Crow looked at him strangely. “Why, him, of course.”
“Who?”
“Griswold.”
“I thought you said the man was dead.”
Crow shook his head vigorously. “You see, that’s just it. He wasn’t.”
“Wasn’t—what? Wasn’t killed.”
“No, wasn’t a man,” Crow said. “I don’t think Ubel Griswold was a man.” Before Newton could reply, Crow explained. “You see, when I looked into his face back then, even though it was just a brief look, and even though I could still recognize him somehow as Griswold, the face I saw wasn’t a human face. So, I don’t think he was a man.” His eyes were intense, haunted. “I think Ubel Griswold was a monster.”
(4)
In the silent wormy darkness, he waits; beneath tons of muddy dirt, he waits. He is not lost in the utter blackness of his forgotten grave in Dark Hollow; he is not dwarfed by the immensity of it, but the lightless vastness of it.
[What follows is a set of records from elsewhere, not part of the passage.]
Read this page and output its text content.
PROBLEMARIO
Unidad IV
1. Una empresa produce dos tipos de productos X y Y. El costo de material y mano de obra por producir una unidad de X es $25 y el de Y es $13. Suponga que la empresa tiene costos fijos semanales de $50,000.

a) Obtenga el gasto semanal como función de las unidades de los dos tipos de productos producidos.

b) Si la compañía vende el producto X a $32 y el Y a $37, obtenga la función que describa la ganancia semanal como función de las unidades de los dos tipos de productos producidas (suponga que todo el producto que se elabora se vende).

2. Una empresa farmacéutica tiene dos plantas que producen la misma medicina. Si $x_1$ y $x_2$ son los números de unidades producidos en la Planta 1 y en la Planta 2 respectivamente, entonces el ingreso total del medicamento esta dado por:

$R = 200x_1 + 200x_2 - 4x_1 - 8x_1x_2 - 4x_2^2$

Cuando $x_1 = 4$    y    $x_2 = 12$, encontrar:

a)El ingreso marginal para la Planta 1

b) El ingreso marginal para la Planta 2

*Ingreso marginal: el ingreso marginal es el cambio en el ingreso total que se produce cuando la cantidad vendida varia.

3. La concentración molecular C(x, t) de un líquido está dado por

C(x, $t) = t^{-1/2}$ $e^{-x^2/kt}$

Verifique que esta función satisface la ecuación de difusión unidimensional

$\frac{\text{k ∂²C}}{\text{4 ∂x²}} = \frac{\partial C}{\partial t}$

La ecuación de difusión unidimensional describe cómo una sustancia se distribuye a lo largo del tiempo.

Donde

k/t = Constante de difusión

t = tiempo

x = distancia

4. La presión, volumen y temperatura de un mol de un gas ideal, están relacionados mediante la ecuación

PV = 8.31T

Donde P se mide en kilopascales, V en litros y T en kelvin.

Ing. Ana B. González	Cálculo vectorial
When he trembles and the ripples of each shudder rolls out through the roots of the mountain, he is not trembling with fear, or loneliness, or despair. He is shuddering with a darkly sensual delight that undulates outward and upward toward the town, throughout the farms, into wells and beneath cultivated fields until it laps against the rushing waters of the canals and rivers that ring all of Pine Deep. Beneath those millions of pounds of bubbling muck he is the poison in the earth, the author of blight and sickness, the soulless heart of corruption. As each new tourist car rumbles over the bridges and rolls along the black arm of A-32, as hotels fill and fill, as everyone in town turns blindly away from manhunt toward holiday, as hearts quicken with excitement at the coming of Halloween, he—down deep in his grave—laughs with a ravenous and expectant delight.